Glossario IA
Il dizionario completo dell'Intelligenza Artificiale
Edge AI Processing
Artificial intelligence processing performed directly on edge devices, enabling local decisions without depending on the cloud for minimal latency.
Embedded Intelligence
Integration of machine learning capabilities directly into embedded systems, enabling autonomous intelligent processing without external infrastructure.
Low-latency Processing
Processing of sensor data with minimal delay between capture and analysis, essential for real-time critical applications.
Sensor Analytics
Advanced analysis of data from sensors to extract relevant information, detect trends, and support automated decision-making.
Edge Optimization
Adaptation of AI models and algorithms to function efficiently within the computational and energy constraints of embedded devices.
Continuous Learning
Ability of edge systems to continuously improve by adapting to new sensor data patterns without requiring complete retraining.
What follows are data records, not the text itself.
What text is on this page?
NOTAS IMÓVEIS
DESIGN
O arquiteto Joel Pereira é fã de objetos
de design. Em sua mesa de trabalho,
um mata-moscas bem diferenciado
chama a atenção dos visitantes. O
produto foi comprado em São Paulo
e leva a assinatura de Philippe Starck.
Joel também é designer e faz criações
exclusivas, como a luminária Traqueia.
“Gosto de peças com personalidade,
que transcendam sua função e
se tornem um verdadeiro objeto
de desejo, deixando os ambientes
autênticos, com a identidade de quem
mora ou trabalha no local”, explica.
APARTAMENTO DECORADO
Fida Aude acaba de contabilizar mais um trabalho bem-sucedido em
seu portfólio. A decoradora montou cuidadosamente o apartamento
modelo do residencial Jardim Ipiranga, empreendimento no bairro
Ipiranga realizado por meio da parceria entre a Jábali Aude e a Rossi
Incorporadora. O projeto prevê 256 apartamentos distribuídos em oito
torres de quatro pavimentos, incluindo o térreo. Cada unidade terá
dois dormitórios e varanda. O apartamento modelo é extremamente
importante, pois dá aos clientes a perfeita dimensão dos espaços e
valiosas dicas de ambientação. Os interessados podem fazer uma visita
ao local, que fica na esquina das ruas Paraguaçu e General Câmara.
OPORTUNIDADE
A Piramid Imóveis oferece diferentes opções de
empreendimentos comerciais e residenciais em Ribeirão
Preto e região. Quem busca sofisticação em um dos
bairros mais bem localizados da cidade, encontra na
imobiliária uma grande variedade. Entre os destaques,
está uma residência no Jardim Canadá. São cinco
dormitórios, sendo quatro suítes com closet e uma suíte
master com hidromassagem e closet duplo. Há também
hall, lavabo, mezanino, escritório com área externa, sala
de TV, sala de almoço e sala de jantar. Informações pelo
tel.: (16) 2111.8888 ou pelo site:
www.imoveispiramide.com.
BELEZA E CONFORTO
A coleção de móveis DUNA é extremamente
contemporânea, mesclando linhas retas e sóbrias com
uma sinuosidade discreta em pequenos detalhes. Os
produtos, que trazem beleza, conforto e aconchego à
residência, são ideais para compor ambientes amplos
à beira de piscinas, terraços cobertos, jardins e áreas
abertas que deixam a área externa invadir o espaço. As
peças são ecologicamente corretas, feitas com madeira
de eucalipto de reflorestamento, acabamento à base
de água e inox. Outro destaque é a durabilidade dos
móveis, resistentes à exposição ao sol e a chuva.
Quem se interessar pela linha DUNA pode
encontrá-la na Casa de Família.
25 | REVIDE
Edge-to-Cloud Architecture
Hybrid architecture combining fast local edge processing with centralized analysis and storage in the cloud for distributed intelligence.
Edge Model Compression
Techniques for reducing the size of AI models to optimize their deployment on edge devices with limited resources.
Sensor Data Pipeline
Structured processing flow from sensor data capture to their analysis and exploitation, including preprocessing, inference and post-processing.
Edge Intelligence
Capability of edge systems to perform complex cognitive operations locally, including perception, reasoning and autonomous decision-making.
Real-time Decision Making
Automatic generation of decisions based on instantaneous analysis of sensor data, allowing immediate reactions to environmental changes.